O Ministério da Justiça e Segurança Pública inaugurou nesta quarta-feira (1º), em São Paulo, o Escritório Nacional Antifacção de São Paulo (ENA/SP). A iniciativa visa fortalecer o combate ao crime organizado por meio de ações de inteligência e estratégias de enfrentamento direto às organizações criminosas.
O ENA/SP, localizado no bairro da Luz, centro da capital paulista, integra o Programa Brasil contra o Crime Organizado. A unidade funcionará como um ponto permanente de articulação entre órgãos federais, municipais e estaduais, promovendo a cooperação e o intercâmbio de informações.
O ministro da Justiça, Wellington César Lima e Silva, destacou a importância da presença estatal nos territórios onde os desafios do crime organizado se manifestam. Ele ressaltou que o combate eficaz exige diálogo direto com as forças de segurança e outros órgãos envolvidos no esforço nacional, indo além de uma atuação centralizada em Brasília.
O secretário nacional de Segurança Pública, Chico Lucas, enfatizou que um dos objetivos primordiais do escritório é a asfixia financeira das facções criminosas. Essa estratégia, amparada pela nova lei antifacção e pelo programa federal, busca cortar as fontes de receita das organizações.

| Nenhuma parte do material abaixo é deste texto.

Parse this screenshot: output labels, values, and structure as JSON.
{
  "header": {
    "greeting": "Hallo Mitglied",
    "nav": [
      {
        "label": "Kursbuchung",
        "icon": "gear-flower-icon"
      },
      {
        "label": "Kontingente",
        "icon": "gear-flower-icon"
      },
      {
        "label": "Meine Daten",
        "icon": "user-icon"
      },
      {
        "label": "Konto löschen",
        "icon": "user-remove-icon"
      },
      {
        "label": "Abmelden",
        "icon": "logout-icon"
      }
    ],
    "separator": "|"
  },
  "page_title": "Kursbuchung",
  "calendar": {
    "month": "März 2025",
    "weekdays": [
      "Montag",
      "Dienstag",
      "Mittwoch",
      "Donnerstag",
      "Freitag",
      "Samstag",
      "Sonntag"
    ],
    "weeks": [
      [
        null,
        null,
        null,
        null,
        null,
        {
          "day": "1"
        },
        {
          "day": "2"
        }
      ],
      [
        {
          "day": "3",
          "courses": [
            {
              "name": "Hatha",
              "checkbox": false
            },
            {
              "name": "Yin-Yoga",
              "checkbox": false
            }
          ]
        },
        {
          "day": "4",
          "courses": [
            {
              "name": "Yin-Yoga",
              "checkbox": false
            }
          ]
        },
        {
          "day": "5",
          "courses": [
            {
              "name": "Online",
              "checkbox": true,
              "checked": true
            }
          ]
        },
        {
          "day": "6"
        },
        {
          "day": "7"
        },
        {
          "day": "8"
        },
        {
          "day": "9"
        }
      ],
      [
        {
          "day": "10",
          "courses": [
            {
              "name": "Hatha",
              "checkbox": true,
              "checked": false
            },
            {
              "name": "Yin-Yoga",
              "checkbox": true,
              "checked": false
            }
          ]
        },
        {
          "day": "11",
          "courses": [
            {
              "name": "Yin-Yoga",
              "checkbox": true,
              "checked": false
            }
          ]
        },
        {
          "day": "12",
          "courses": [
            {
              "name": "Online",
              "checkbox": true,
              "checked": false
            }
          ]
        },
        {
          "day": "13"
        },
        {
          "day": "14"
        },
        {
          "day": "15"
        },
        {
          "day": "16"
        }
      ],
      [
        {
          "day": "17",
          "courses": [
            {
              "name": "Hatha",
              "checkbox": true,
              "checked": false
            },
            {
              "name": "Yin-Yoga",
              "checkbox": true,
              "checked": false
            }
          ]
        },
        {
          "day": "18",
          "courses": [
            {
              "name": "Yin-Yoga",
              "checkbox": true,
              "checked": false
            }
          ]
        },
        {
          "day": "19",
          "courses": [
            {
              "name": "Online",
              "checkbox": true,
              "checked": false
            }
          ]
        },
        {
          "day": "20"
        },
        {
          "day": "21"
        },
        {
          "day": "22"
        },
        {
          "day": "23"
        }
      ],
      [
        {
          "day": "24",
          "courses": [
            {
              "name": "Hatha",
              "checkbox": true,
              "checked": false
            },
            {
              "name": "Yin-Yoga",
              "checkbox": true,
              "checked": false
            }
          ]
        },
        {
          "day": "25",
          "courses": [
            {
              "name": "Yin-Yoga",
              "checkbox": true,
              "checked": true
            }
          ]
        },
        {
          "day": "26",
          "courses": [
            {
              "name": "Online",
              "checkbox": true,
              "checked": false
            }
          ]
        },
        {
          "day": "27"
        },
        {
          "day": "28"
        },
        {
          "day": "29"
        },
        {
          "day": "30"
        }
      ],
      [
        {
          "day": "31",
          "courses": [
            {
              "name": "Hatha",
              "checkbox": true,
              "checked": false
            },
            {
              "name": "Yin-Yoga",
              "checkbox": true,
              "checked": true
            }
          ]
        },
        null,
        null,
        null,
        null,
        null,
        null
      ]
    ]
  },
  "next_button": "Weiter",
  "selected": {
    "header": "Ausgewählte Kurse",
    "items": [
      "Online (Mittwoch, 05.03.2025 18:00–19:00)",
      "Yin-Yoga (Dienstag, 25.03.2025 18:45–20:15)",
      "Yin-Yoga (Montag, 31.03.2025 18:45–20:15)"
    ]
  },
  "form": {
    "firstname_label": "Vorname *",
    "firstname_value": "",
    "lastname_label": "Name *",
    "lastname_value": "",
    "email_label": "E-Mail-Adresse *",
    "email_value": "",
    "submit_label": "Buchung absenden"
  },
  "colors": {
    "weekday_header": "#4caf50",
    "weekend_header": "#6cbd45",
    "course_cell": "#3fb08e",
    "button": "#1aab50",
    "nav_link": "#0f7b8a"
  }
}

A escolha de São Paulo para a instalação do escritório se deve à sua relevância econômica, tornando a capital um ponto estratégico para o eixo de asfixia financeira. A unidade atuará em diversas frentes, com foco principal no combate financeiro para desmantelar o poder das facções.
Além de coordenar iniciativas para a asfixia financeira e promover o intercâmbio de inteligência, o escritório de São Paulo cooperará com órgãos de persecução penal e instituições financeiras. A coordenação local ficará a cargo de Benedito Mariano, ex-ouvidor das Polícias de São Paulo. Novos escritórios são previstos para Rio de Janeiro e Foz do Iguaçu.
Investimento em presídios
O Ministério da Justiça também anunciou um plano de investimento para 138 presídios existentes no país. O objetivo é melhorar a capacidade e a segurança dessas unidades, contribuindo para o enfrentamento ao crime organizado.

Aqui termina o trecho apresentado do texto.